The practice of law, in the mild way of his father, leading the mild life of his father for the mild purposes of his father, was not for him, and he had long known it. He tried not to hurt his parents when he told them of his decision to move to Springfield and go into practice there, but he knew it could not help but hurt them. Nonetheless they accepted it, as they had always accepted the things he wanted to do, and presently he was in the state capital, living in a pleasant little house in a pleasant little neighborhood and working with a rising law firm to which he had become attached through his father’s intercession. “I guess your old man can do something for you,” his father had said with a shy humor, and so he had, writing a letter to a schoolmate who had traveled high and far along ways that quiet Billy Knox had never known, and in two weeks’ time Billy Knox’s son had a job and a desk and was part of a growing practice.

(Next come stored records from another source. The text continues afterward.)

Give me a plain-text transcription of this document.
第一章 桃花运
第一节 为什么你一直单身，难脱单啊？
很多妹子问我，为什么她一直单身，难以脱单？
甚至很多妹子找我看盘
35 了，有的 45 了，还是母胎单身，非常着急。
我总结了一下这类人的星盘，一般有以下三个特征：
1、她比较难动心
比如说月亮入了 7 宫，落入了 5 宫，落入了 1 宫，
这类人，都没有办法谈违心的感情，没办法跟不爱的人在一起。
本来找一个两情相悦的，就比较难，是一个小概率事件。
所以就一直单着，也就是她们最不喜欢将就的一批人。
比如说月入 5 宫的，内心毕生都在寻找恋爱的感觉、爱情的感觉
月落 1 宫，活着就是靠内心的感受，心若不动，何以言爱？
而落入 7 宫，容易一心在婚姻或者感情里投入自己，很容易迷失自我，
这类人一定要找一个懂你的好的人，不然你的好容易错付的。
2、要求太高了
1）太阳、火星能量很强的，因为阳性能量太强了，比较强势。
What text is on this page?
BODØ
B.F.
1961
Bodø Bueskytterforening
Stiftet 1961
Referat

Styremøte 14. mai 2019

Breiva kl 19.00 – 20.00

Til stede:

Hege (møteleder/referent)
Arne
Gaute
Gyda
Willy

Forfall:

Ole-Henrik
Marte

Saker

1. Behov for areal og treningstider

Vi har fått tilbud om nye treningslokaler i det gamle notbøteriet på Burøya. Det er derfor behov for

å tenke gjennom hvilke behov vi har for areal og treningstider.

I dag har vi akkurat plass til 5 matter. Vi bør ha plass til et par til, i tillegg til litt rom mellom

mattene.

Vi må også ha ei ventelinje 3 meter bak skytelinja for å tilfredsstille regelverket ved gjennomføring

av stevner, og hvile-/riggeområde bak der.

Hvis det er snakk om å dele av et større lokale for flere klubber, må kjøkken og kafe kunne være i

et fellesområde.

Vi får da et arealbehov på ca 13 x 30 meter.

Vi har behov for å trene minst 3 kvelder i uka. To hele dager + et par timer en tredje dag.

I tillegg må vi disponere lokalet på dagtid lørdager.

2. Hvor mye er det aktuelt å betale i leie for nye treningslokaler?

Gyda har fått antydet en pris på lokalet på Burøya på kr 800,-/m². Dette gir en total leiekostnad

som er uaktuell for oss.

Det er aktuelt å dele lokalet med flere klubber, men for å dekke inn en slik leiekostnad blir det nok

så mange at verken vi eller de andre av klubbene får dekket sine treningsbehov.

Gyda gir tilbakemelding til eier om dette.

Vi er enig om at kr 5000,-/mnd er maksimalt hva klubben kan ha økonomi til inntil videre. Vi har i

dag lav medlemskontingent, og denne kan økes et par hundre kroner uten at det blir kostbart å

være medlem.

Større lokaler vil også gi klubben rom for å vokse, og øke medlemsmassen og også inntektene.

For ten years this kept him occupied, and by the end of that time both he and Beth were beginning to perceive possibilities for him far beyond the practice of law. His oratorical abilities were not diminished by his employment, and before long he was beginning to receive requests to speak here and there, talks which he spent hours polishing and perfecting and then delivered with an easy power that inevitably brought standing ovations at the end. In the inner life of the capital he began to make his mark, his life and his work impinging more and more closely upon the operation of the legislature, his purpose increasingly magnetized toward government. One day on a visit home some family friend had remarked casually, “I guess you’ll be running for the legislature, one of these days.” The comment seemed to crystallize everything and he had replied quickly, “Yes, I guess I will. I think,” he added thoughtfully, for it had just come to him that of course this was what he intended to do, “that I will run for the state Senate.”